For textile printing, however, colour limitation is another cause for concern in addition to colour fastness. Formerly, a printing technique called “flat screen printing” was used the norm, whereby colours were pasted onto fabrics using customised blocks of painted screens made in the number of colours used. The more colours needed for printing, the more screens have to be made. This process is very time consuming, and the fabric becomes rough to the touch when many colours are laid atop each other. Later on, “rotary screen printing” was developed by combining flat screen printing with a novel colour technology using cylindrical printing press. The maximum number of colours that can be used for rotary printing are usually no more than 12 colours. Presently, “digital ink-jet printing” has been developed to eliminate the aforementioned problems. Using this technology, intricate textile designs can be recreated digitally using printer heads that propel minuscule colour droplets directly on to fabrics with no colour limitations nor detriment to the fabric’s texture.

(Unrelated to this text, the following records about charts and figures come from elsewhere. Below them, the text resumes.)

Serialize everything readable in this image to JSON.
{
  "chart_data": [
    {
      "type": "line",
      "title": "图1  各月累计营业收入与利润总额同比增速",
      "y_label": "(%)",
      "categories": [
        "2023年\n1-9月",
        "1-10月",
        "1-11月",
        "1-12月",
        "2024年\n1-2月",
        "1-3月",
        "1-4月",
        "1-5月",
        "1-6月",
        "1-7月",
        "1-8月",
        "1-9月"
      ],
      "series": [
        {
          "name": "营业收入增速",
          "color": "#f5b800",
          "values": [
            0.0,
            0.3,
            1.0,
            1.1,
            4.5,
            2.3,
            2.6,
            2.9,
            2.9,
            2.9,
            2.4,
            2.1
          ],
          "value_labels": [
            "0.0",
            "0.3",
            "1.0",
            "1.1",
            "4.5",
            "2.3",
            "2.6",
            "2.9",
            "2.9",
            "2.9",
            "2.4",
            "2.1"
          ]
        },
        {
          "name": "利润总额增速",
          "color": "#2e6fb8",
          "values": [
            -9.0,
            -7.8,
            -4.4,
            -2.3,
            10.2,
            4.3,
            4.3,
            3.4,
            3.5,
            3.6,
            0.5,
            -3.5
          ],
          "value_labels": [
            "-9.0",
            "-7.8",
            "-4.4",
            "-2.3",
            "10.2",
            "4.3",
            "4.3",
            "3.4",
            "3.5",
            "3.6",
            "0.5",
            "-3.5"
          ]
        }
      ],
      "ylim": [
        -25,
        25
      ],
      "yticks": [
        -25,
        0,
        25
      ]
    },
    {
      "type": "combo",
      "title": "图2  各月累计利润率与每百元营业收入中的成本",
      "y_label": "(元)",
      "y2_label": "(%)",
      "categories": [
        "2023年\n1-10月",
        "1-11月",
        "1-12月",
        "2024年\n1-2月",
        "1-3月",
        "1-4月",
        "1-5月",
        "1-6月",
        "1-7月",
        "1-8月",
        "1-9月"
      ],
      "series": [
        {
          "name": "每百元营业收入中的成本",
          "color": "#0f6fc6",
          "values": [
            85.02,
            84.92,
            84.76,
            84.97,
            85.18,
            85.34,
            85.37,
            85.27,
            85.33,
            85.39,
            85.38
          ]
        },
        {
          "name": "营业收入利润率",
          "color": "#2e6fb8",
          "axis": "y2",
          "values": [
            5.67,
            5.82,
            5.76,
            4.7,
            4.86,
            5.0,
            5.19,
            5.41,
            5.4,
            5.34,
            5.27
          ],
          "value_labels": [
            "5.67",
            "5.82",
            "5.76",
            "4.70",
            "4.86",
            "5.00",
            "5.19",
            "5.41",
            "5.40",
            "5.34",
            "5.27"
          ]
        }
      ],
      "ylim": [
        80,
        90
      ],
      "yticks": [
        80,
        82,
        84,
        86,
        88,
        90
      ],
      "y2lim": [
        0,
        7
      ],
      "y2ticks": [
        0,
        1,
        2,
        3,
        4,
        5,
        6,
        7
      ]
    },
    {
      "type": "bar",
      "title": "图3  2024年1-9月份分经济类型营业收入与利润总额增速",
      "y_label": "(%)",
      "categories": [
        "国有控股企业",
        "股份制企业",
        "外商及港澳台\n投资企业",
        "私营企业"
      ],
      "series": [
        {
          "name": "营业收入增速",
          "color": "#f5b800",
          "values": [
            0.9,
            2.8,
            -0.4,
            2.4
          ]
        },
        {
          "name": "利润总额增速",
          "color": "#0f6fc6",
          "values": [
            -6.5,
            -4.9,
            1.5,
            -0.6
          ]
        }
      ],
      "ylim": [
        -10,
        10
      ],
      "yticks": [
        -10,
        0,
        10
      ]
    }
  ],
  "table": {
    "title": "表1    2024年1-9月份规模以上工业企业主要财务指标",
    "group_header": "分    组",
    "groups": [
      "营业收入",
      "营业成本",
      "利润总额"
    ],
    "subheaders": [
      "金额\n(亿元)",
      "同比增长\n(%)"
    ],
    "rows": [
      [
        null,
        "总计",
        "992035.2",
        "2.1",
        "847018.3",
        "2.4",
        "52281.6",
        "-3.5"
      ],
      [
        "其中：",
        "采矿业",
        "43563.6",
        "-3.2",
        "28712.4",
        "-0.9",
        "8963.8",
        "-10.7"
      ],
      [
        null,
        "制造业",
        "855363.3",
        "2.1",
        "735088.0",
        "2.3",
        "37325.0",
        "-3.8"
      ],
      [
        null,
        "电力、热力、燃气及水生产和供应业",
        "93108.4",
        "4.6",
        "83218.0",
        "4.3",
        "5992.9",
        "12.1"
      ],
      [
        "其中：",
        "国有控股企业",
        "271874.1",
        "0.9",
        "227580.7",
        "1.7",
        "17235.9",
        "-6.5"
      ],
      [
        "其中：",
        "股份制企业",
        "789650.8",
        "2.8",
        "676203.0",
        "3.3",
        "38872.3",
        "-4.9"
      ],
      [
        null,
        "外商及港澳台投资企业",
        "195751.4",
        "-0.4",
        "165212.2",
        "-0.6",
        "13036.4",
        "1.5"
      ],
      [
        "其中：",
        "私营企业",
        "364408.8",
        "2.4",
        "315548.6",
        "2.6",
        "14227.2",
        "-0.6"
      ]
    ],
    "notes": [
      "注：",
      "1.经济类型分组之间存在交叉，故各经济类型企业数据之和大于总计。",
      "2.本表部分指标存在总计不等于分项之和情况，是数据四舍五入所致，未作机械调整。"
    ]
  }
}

On the other hand, synthetic fibres use the “paper transfer printing” method by first printing the designs on to a special paper, then using heat to transfer the designs on to the fabric itself.

  Finishing Process
The finishing process is the final stage in textile production after weaving, bleaching, dyeing, and printing in order to achieve the desired characteristics and/or properties before fabrics are distributed and processed into bedding or other designated products. There are many types of finishing processes and steps that fabrics go through depending on its purpose of application, such as softening, coating, flame retardant, colour fixation, sanding, chemical dust mite control finishes, and many more.